I will present a blow up construction - jointly with Kihyun Kim -
on the self-dual Chern-Simons-Schrödinger equation (CSS), also
known as a gauged nonlinear Schrödinger equation (NLS). CSS is
$L^{2}$-critical, admits solitons, and has the psuedoconformal symmetry.
These features are similar to the $L^{2}$-critical NLS. In this work,
we consider pseudoconformal blow-up solutions under $m$-equivariance,
$m\geq1$. Our result is threefold. Firstly, we construct a pseudoconformal
blow-up solution $u$ with given asymptotic profile $z^{\ast}$:
\[
\Big[u(t,r)-\frac{1}{|t|}Q\Big(\frac{r}{|t|}\Big)e^{-i\frac{r^{2}}{4|t|}}\Big]
e^{im\theta}\to z^{\ast}\qquad\text{in }H^{1}
\]
as $t\to0^{-}$, where $Q(r)e^{im\theta}$ is a static solution. Secondly,
we show that such blow-up solutions are unique in a suitable class.
Lastly, yet most importantly, we exhibit an instability mechanism
of $u$. We construct a continuous family of solutions $u^{(\eta)}$,
$0\leq\eta\ll1$, such that $u^{(0)}=u$ and for $\eta>0$, $u^{(\eta)}$
is a global scattering solution. Moreover, we exhibit a rotational
instability as $\eta\to0^{+}$: $u^{(\eta)}$ takes an abrupt spatial
rotation by the angle
\[
\Big(\frac{m+1}{m}\Big)\pi
\]
on the time interval $|t|\lesssim\eta$.

We are inspired by works in the $L^{2}$-critical NLS. In the seminal
work of Bourgain and Wang (1997), they constructed such pseudoconformal
blow-up solutions. Merle, Raphaël, and Szeftel (2013) showed an
instability of Bourgain-Wang solutions. Although CSS shares many features
with NLS, there are essential differences and obstacles over NLS.

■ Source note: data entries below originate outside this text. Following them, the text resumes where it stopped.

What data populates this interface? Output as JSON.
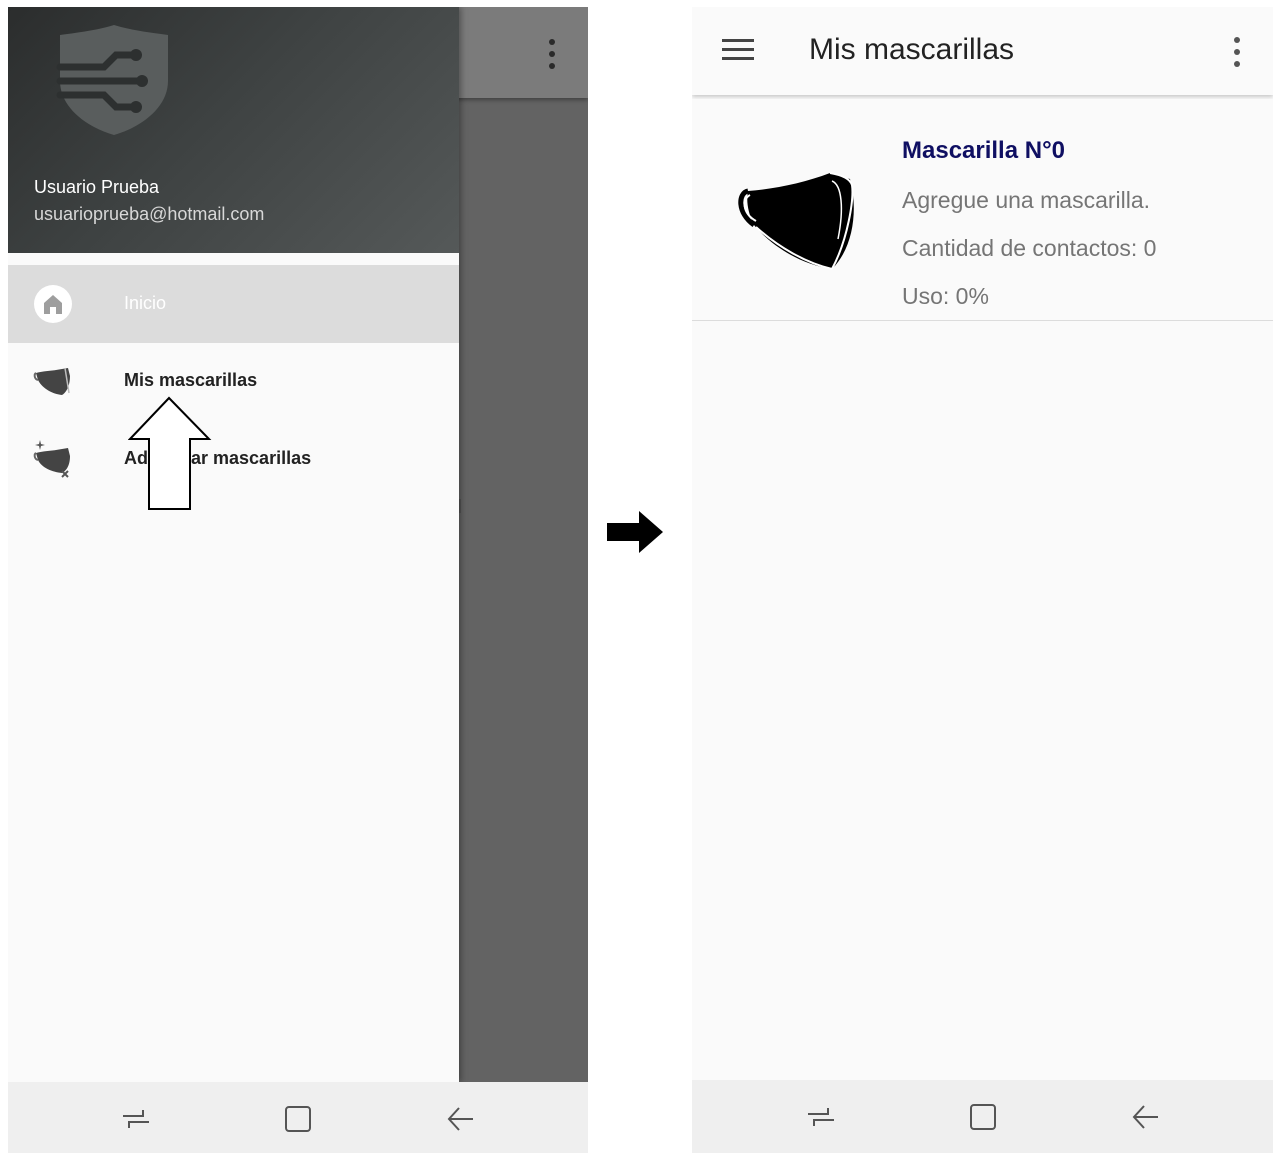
{
  "left_screen": {
    "drawer": {
      "user_name": "Usuario Prueba",
      "user_email": "usuarioprueba@hotmail.com",
      "items": [
        {
          "label": "Inicio",
          "icon": "home-icon",
          "selected": true
        },
        {
          "label": "Mis mascarillas",
          "icon": "mask-icon",
          "selected": false
        },
        {
          "label": "Ad    strar mascarillas",
          "icon": "mask-settings-icon",
          "selected": false
        }
      ]
    },
    "overflow_icon": "more-vert-icon"
  },
  "transition_icon": "arrow-right-icon",
  "right_screen": {
    "appbar": {
      "title": "Mis mascarillas",
      "menu_icon": "menu-icon",
      "overflow_icon": "more-vert-icon"
    },
    "mask_card": {
      "title": "Mascarilla N°0",
      "description": "Agregue una mascarilla.",
      "contacts": "Cantidad de contactos: 0",
      "usage": "Uso: 0%",
      "title_color": "#0f0f62"
    }
  },
  "navbar_icons": [
    "recent-apps-icon",
    "home-button-icon",
    "back-icon"
  ]
}
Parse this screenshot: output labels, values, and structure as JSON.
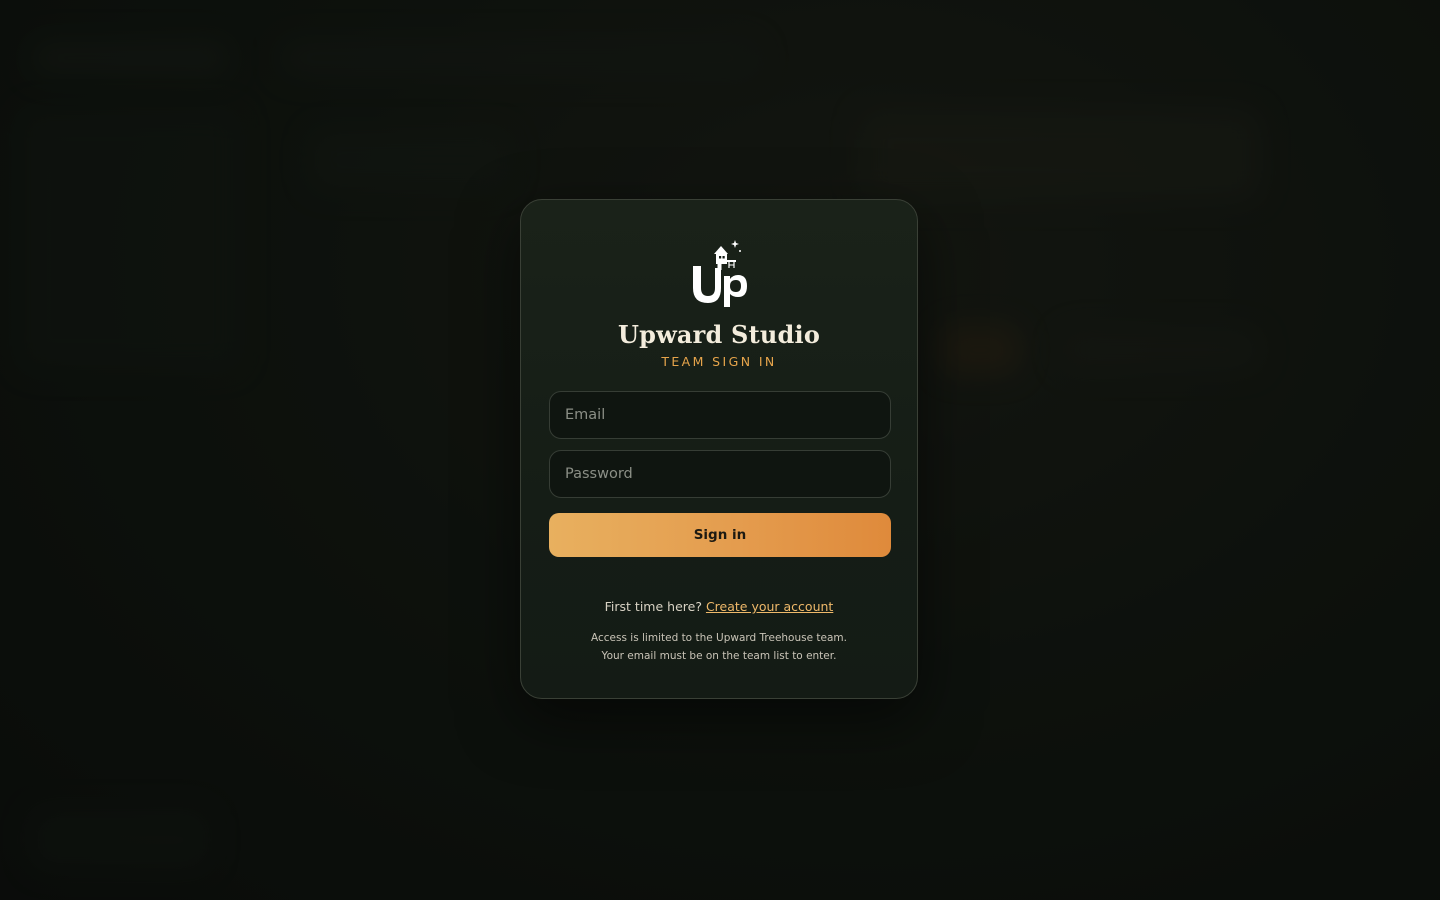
{
  "brand": {
    "logo_icon": "upward-treehouse-logo-icon",
    "name": "Upward Studio",
    "tagline": "TEAM SIGN IN"
  },
  "form": {
    "email_placeholder": "Email",
    "email_value": "",
    "password_placeholder": "Password",
    "password_value": "",
    "signin_label": "Sign in"
  },
  "signup": {
    "prompt": "First time here?",
    "link_label": "Create your account"
  },
  "notice": {
    "line1": "Access is limited to the Upward Treehouse team.",
    "line2": "Your email must be on the team list to enter."
  },
  "colors": {
    "accent": "#e6a44b",
    "button_start": "#e8b05f",
    "button_end": "#df8a3b",
    "card_background": "#172017",
    "page_background": "#0d110d"
  }
}
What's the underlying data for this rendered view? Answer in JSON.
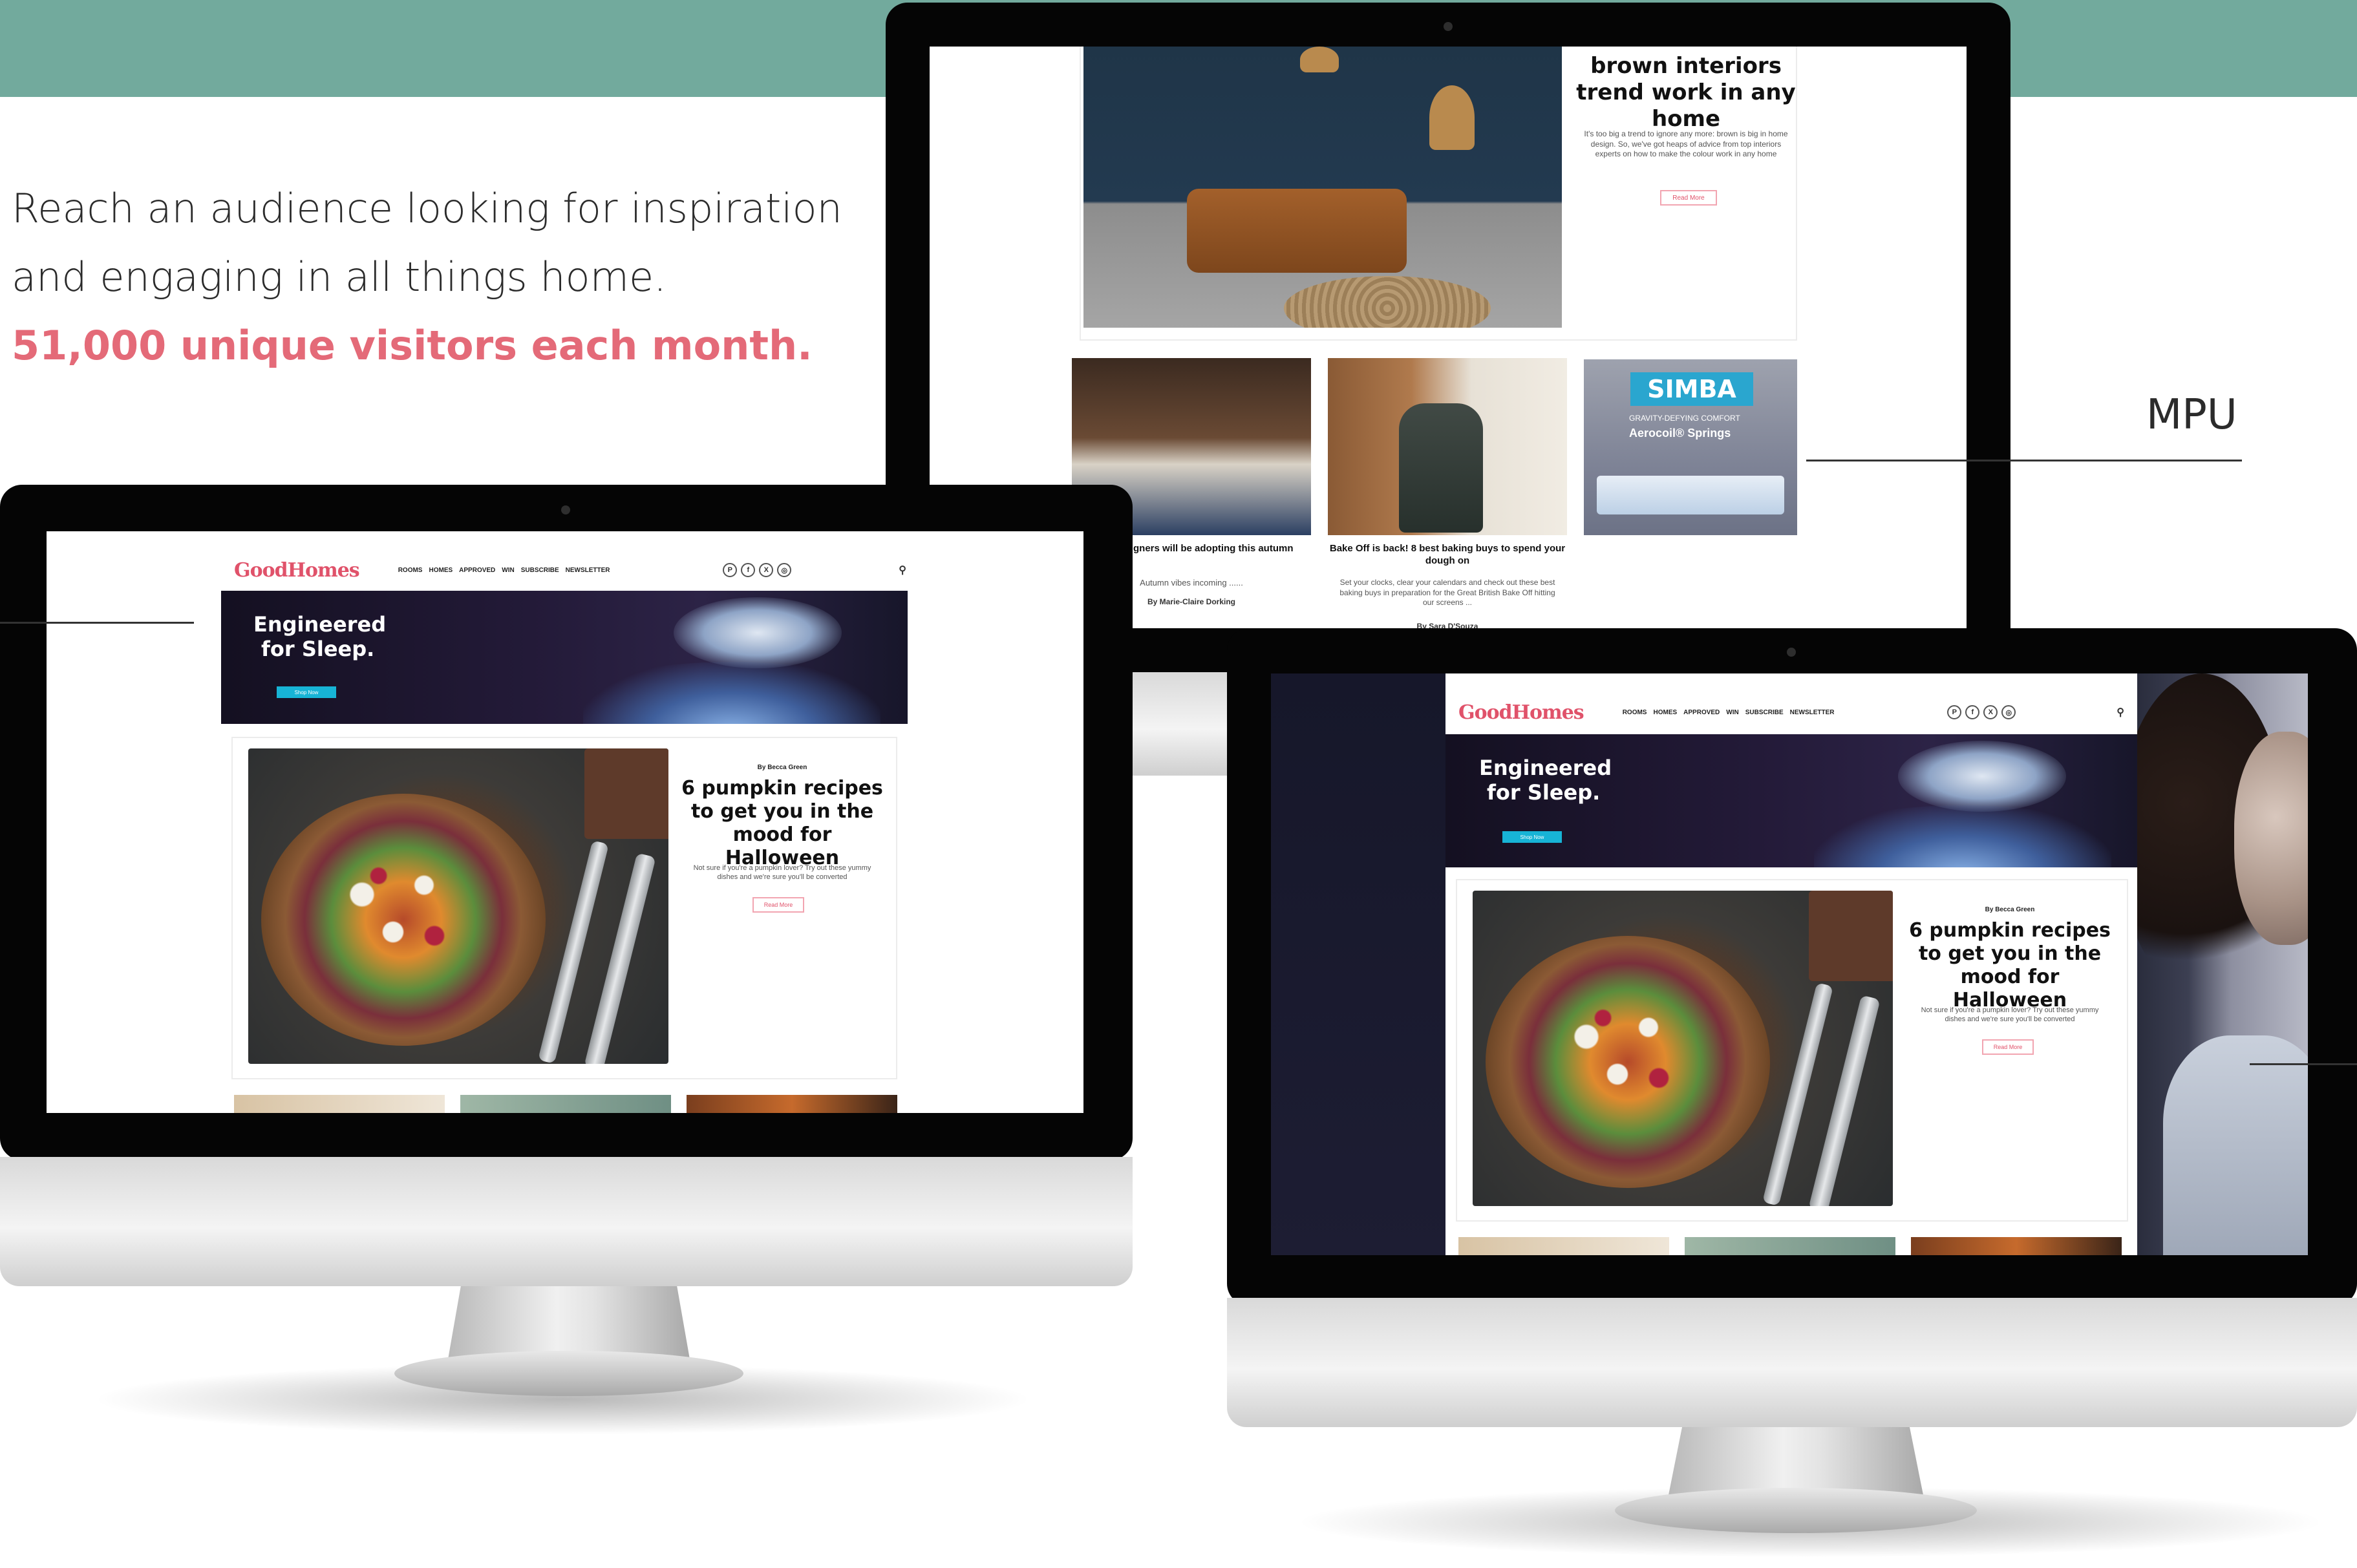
{
  "intro": {
    "line1": "Reach an audience looking for inspiration",
    "line2": "and engaging in all things home.",
    "highlight": "51,000 unique visitors each month."
  },
  "callouts": {
    "mpu": "MPU"
  },
  "site": {
    "logo": "GoodHomes",
    "nav": [
      "ROOMS",
      "HOMES",
      "APPROVED",
      "WIN",
      "SUBSCRIBE",
      "NEWSLETTER"
    ],
    "social_icons": [
      "pinterest-icon",
      "facebook-icon",
      "x-icon",
      "instagram-icon"
    ],
    "social_glyphs": [
      "P",
      "f",
      "X",
      "◎"
    ],
    "search_glyph": "⚲"
  },
  "ad": {
    "title_line1": "Engineered",
    "title_line2": "for Sleep.",
    "button": "Shop Now"
  },
  "feature_article": {
    "byline": "By Becca Green",
    "title": "6 pumpkin recipes to get you in the mood for Halloween",
    "description": "Not sure if you're a pumpkin lover? Try out these yummy dishes and we're sure you'll be converted",
    "read_more": "Read More"
  },
  "back_monitor": {
    "article_title": "brown interiors trend work in any home",
    "article_desc": "It's too big a trend to ignore any more: brown is big in home design. So, we've got heaps of advice from top interiors experts on how to make the colour work in any home",
    "read_more": "Read More",
    "cards": [
      {
        "title": "erior designers will be adopting this autumn",
        "desc": "Autumn vibes incoming ......",
        "byline": "By Marie-Claire Dorking"
      },
      {
        "title": "Bake Off is back! 8 best baking buys to spend your dough on",
        "desc": "Set your clocks, clear your calendars and check out these best baking buys in preparation for the Great British Bake Off hitting our screens ...",
        "byline": "By Sara D'Souza"
      }
    ],
    "simba": {
      "logo": "SIMBA",
      "tagline": "GRAVITY-DEFYING COMFORT",
      "product": "Aerocoil® Springs"
    }
  },
  "colors": {
    "band": "#72aa9d",
    "highlight": "#e46a78",
    "logo": "#e0526a",
    "ad_button": "#17b4d6"
  }
}
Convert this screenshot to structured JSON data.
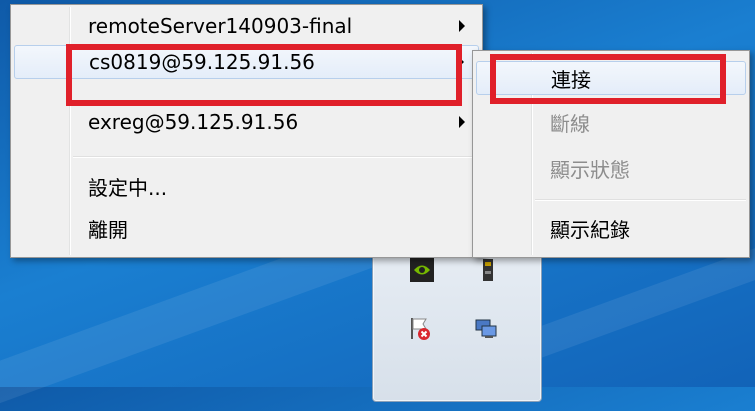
{
  "main_menu": {
    "items": [
      {
        "label": "remoteServer140903-final",
        "has_submenu": true
      },
      {
        "label": "cs0819@59.125.91.56",
        "has_submenu": true
      },
      {
        "label": "exreg@59.125.91.56",
        "has_submenu": true
      },
      {
        "label": "設定中..."
      },
      {
        "label": "離開"
      }
    ]
  },
  "sub_menu": {
    "items": [
      {
        "label": "連接",
        "enabled": true
      },
      {
        "label": "斷線",
        "enabled": false
      },
      {
        "label": "顯示狀態",
        "enabled": false
      },
      {
        "label": "顯示紀錄",
        "enabled": true
      }
    ]
  },
  "tray_icons": [
    "nvidia-icon",
    "usb-drive-icon",
    "action-center-flag-icon",
    "network-icon"
  ],
  "colors": {
    "highlight": "#e0202a",
    "desktop": "#1a7fd1",
    "menu_bg": "#f0f0f0"
  }
}
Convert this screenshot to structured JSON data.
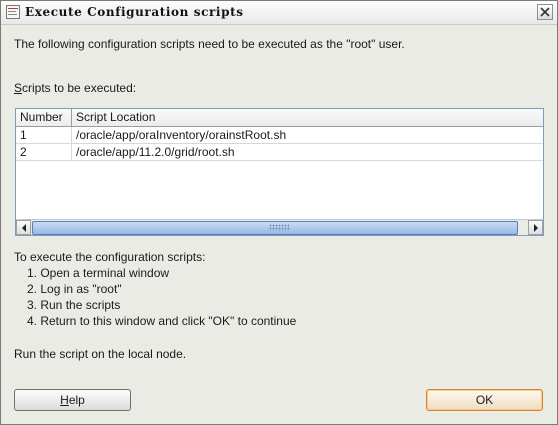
{
  "window": {
    "title": "Execute Configuration scripts"
  },
  "intro": "The following configuration scripts need to be executed as the \"root\" user.",
  "scripts_label_key": "S",
  "scripts_label_rest": "cripts to be executed:",
  "table": {
    "columns": [
      "Number",
      "Script Location"
    ],
    "rows": [
      {
        "number": "1",
        "location": "/oracle/app/oraInventory/orainstRoot.sh"
      },
      {
        "number": "2",
        "location": "/oracle/app/11.2.0/grid/root.sh"
      }
    ]
  },
  "instructions": {
    "heading": "To execute the configuration scripts:",
    "steps": [
      "1. Open a terminal window",
      "2. Log in as \"root\"",
      "3. Run the scripts",
      "4. Return to this window and click \"OK\" to continue"
    ]
  },
  "note": "Run the script on the local node.",
  "buttons": {
    "help_key": "H",
    "help_rest": "elp",
    "ok": "OK"
  },
  "icons": [
    "window-icon",
    "close-icon",
    "scroll-left-icon",
    "scroll-right-icon"
  ]
}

Firstly, the soliton profile to CSS shows a slow polynomial decay
$r^{-(m+2)}$. This causes many technical issues for small $m$. Secondly,
due to the nonlocal nonlinearities, there are strong long-range interactions
even between functions in far different scales. This leads to a nontrivial
correction of our blow-up ansatz. Lastly, the instability
mechanism of CSS is completely different from that of NLS. Here, the phase rotation
is the main source of the instability. On the other hand, the self-dual
structure of CSS is our sponsor to overcome these obstacles. We exploited
the self-duality in many places such as the linearization, spectral
properties, and construction of modified profiles.

In the talks, I will present background of the problem, main theorems,
and outline of the proof with emphasis on heuristics of main features,
such as the long- range interaction between blow up profile and asymptotic
profile $z$, and rotational instability mechanism.